Southeastern Section - 61st Annual Meeting (1–2 April 2012)

Paper No. 2
Presentation Time: 1:50 PM

LONG-TERM MID-CRUSTAL RESIDENCE TIME OF THE NORTH CAROLINA EASTERN BLUE RIDGE


STAHR III, Donald W., Department of Geosciences, Virginia Tech, Blacksburg, VA 24061, dstahr@vt.edu

A NE-SW-trending arcuate belt of low-K trondhjemitic to granodioritic plutons is exposed in the southern Appalachian eastern Blue Ridge (EBR) province of Georgia and North Carolina. Previous studies of some EBR plutons focused on their elemental and isotopic chemistry and have shown that they are typically Ordovician (~465 Ma), Devonian (~375 Ma), or Mississippian (~335 Ma) in age. Most EBR plutons yield crystallization ages near those cited above, however, no spatial relationship exists between pluton age and / or composition. Detailed field studies of EBR plutons are rare, and little is known about how they fit into the broader Paleozoic orogenic framework.
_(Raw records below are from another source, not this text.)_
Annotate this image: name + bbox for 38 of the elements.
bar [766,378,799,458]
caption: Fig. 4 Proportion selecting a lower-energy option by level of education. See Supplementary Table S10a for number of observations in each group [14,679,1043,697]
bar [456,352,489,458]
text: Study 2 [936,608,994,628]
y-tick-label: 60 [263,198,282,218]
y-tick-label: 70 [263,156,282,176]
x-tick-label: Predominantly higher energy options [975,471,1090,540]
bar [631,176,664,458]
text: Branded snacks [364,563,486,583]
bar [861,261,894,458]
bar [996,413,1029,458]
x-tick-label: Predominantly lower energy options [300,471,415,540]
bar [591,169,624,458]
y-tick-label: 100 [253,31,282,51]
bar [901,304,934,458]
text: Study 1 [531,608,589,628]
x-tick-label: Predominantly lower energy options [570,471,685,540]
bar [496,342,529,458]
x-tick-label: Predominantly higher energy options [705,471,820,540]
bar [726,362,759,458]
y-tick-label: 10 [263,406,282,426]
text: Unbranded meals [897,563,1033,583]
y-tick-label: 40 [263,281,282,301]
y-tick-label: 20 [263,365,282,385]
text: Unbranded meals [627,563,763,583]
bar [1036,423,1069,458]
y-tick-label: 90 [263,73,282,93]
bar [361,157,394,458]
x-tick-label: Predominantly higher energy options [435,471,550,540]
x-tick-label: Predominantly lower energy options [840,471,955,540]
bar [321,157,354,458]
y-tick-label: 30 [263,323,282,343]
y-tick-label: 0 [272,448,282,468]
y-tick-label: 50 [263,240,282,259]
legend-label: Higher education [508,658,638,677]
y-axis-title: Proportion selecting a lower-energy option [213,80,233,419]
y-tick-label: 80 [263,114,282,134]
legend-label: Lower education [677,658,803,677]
Despite the lack of detailed field-based studies, EBR plutons are critically important for deciphering details and timing of multiple overprinting Paleozoic deformation events. Here focus is given to some of both the oldest and youngest Paleozoic plutons exposed in the EBR of western North Carolina. Field relationships combined with new thermobarometric analyses on granitoids and host rock indicate that magmatism was associated with waning stages of Taconian and Alleghanian deformation, and that little exhumation occurred during the intervening 130 million years separating these major tectonic events. These new data imply this portion of the EBR remained at mid-crustal levels (i.e., 9-7 kbar or 25-20 km depth) from the mid-Ordovician until at least the early Mississippian.